HATE WAR, LOVE WARRIOR: I love how Ralph Peters can hate on Rumsfeld and praise our soldiers at the same time:

[T]he shock-and-awe air campaign was such a disappointment that Pentagon briefers immediately wrote it out of the war's history, much the way Stalin's Politburo used to erase purged figures from official photographs.

The truth is that the strategic air campaign was worth trying. And we may yet learn of unexpected results from the attempted decapitation strikes. But no air effort could have lived up to the hype civilian "experts" imposed on it.

For shock-and-awe type air campaigns to work, there are three requirements: Surprise, truly overwhelming blows and an enemy leadership that regards surrender as an option. But months of schoolyard threats from Pentagon staffers as to what the air campaign would do to Saddam's regime both ruled out surprise and prepared our enemy psychologically.
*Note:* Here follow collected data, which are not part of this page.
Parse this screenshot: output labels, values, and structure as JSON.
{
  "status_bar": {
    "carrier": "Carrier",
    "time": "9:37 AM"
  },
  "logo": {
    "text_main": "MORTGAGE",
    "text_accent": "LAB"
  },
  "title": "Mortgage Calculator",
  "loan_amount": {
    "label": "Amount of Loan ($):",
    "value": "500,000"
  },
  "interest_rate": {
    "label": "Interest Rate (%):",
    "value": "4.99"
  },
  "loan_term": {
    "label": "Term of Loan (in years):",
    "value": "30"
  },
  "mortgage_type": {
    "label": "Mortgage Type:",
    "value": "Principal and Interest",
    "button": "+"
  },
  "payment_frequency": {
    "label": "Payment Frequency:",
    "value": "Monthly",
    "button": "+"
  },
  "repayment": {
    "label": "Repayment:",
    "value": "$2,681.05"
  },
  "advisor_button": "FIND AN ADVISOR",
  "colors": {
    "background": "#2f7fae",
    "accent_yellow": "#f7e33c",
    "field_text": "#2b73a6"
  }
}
When they finally came, our airstrikes on Baghdad were colorful, but cautious and slight in effect. And Saddam and his cronies never viewed surrender as an option.

The second, graver error was the ideologically motivated refusal to send more troops to the theater of war prior to hostilities. When commanders in combat complained that they needed more troops, senior leaders silenced them. When retired generals insisted that more troops should have been sent, the Office of the Secretary of Defense (OSD) shamelessly branded them as disloyal, portraying war heroes as defeatists and distorting their comments to a degree worthy of the Iraqi information minister.

Wait until the soldiers who fought this war write their memoirs. Then judge.

Certainly, we won a magnificent victory. But our military won it despite OSD's micro-management.

Size matters. More troops would have allowed us to seize Tikrit and close the roads to Syria a week earlier, preventing the flight of key Iraqi officials. We lacked the forces to seize Baghdad and continue the attack simultaneously.

Our inability to guard hospitals and the failure to protect Baghdad's National Museum of Antiquities from looters are undeniable stains on an otherwise unblemished record. We needed more troops on the ground to establish a presence throughout Baghdad and elsewhere. Out of sight, our troops were out of mind.

Despite denials from the secretary of defense that more troops were needed, the 4th Infantry Division had to be rushed to Iraq. Other reinforcements - hastily flown in - included an airborne brigade, an armored cavalry regiment, an additional heavy brigade and another light brigade, with more units slated to follow. Have they been hurried to Iraq because they were unnecessary?

This has been a brilliant campaign. But it was won by soldiers, not by civilian "experts" who regard our troops as nothing more than strategic janitors. The recent suggestions by party hacks who disdained military service to the effect that they and their ideas won the war is conduct unbecoming. Even by Washington's standards.

Hate on Rumsfeld, and not even mention his name. He's got it down to an artform.